Parc Honoré de Balzac

60 rue Jean Jaurès 

77270 VILLEPARISIS

 Ouverture tous les samedis matins

de 10h à 12h

et sur rendez-vous

  Entrée gratruite

 
 
 
 
20 décembre 2020 7 20 /12 /décembre /2020 15:24

 

 

Descendants des sœurs de Balzac :

Laure et Laurence

 

 

Laure Balzac, née le 29 septembre 1800 à Tours et décédée en 1871, inhumée au cimetière de Suresnes,  épouse le 20 mai 1820 à Bayeux,  Eugène Midy de La Greneraye dit Surville qui  a habité Villeparisis quelque temps car il a participé, en tant qu’ingénieur, à la construction du canal de l’Ourcq.

Ils eurent 3 enfants :

Sophie Eugènie Midy de La Greneraye 1823-1877 qui  deviendra la femme de Jacques Mallet.

Valentine Laure Midy de La Greneraye 1826-1829

Jeanne Valentine Midy de La Greneraye 1830-1897 qui épouse l’avocat Louis Duhamel (1830-1897) : ils ont 2 enfants :

 -une fille, Thérèse dite Duhamel-Surville( ca 1860) : Thérèse épouse Pierre  Carrier Belleuse (1851-1932), peintre de portraits et de genre, élève de Cabanel : leur fille Pierrette épouse Georges Bourgier. (ca1880-) ils ont un fils Michel Pierre Ernest Bourgier( 1913-1980) époux de Jacqueline Mathilde Marie Alixe de Villardi de Montlaur et puis d’ Emilienne Marie Joséphine Bissoni.           

 -un fils Laurent dit Duhamel Surville de Balzac Duhamel (1863-1928) qui est Avocat à la Cour de Paris, journaliste au Figaro, homme de lettres, il épouse en 1915  Louise Andrée Legroux.       

 

 

Laurence est la plus jeune sœur d’Honoré, elle est née à Tours le 18 avril 1802 ; c’est la troisième enfant de la famille. Le 1er septembre 1821, Laurence  épouse Armand Désiré Michaud de Saint Pierre de Montzaigle, seigneur de Villeparisis.

Laurence est décédée le 11 août 1825.

Le couple a deux enfants :

-Armand Désiré François Alfred Michaud de Saint Pierre de Montzaigle (1822-1852),  marié en 1844 avec Alphonsine Elisabeth Florence Conseil du Mesnil.

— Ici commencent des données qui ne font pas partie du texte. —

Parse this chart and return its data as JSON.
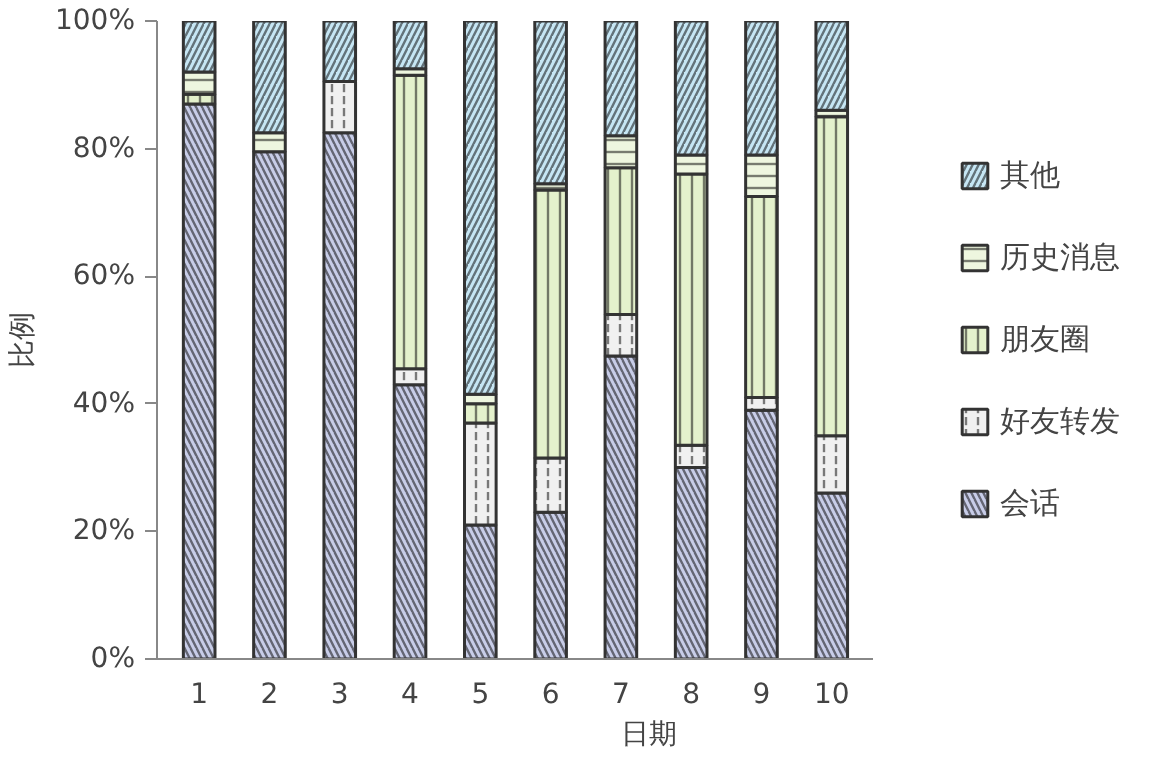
{
  "chart_data": {
    "type": "bar",
    "stacked": true,
    "xlabel": "日期",
    "ylabel": "比例",
    "categories": [
      "1",
      "2",
      "3",
      "4",
      "5",
      "6",
      "7",
      "8",
      "9",
      "10"
    ],
    "series": [
      {
        "name": "会话",
        "color": "#c8cde8",
        "values": [
          87,
          79.5,
          82.5,
          43,
          21,
          23,
          47.5,
          30,
          39,
          26
        ]
      },
      {
        "name": "好友转发",
        "color": "#f0f0f0",
        "values": [
          0,
          0,
          8,
          2.5,
          16,
          8.5,
          6.5,
          3.5,
          2,
          9
        ]
      },
      {
        "name": "朋友圈",
        "color": "#e4f1cc",
        "values": [
          1.5,
          0,
          0,
          46,
          3,
          42,
          23,
          42.5,
          31.5,
          50
        ]
      },
      {
        "name": "历史消息",
        "color": "#eef6df",
        "values": [
          3.5,
          3,
          0,
          1,
          1.5,
          1,
          5,
          3,
          6.5,
          1
        ]
      },
      {
        "name": "其他",
        "color": "#c6e6f4",
        "values": [
          8,
          17.5,
          9.5,
          7.5,
          58.5,
          25.5,
          18,
          21,
          21,
          14
        ]
      }
    ],
    "ylim": [
      0,
      100
    ],
    "yticks": [
      {
        "value": 0,
        "label": "0%"
      },
      {
        "value": 20,
        "label": "20%"
      },
      {
        "value": 40,
        "label": "40%"
      },
      {
        "value": 60,
        "label": "60%"
      },
      {
        "value": 80,
        "label": "80%"
      },
      {
        "value": 100,
        "label": "100%"
      }
    ],
    "legend": "right",
    "grid": false
  }
}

-Alphonse Ernest Louis Michaud de Saint Pierre de Montzaigle (1825-1868),  marié le 11 janvier 1859, Strasbourg, avec Salomé Caroline Jung : le couple a 3 enfants :

Camille Albert de Montzaigle

Laurence de Montzaigle

Paul Alphonse Désiré de Montzaigle (1859-1941) qui épouse Marguerite Charrière (1855-1931) ; ils ont une fille : Germaine Michaud de Saint Pierre de Montzaigle (1882-    ).

 

 

Le château de Montzaigle, ainsi que la ferme ont été détruits dans les combats de 1814. Des fouilles pratiquées en 1987, par la société d’histoire de Villeparisis, ont permis de reconstituer approximativement  le plan et les caractéristiques de l’édifice et d’exhumer quelques objets , notamment des fragments de carrelage décorés conservés au musée de la société d’histoire.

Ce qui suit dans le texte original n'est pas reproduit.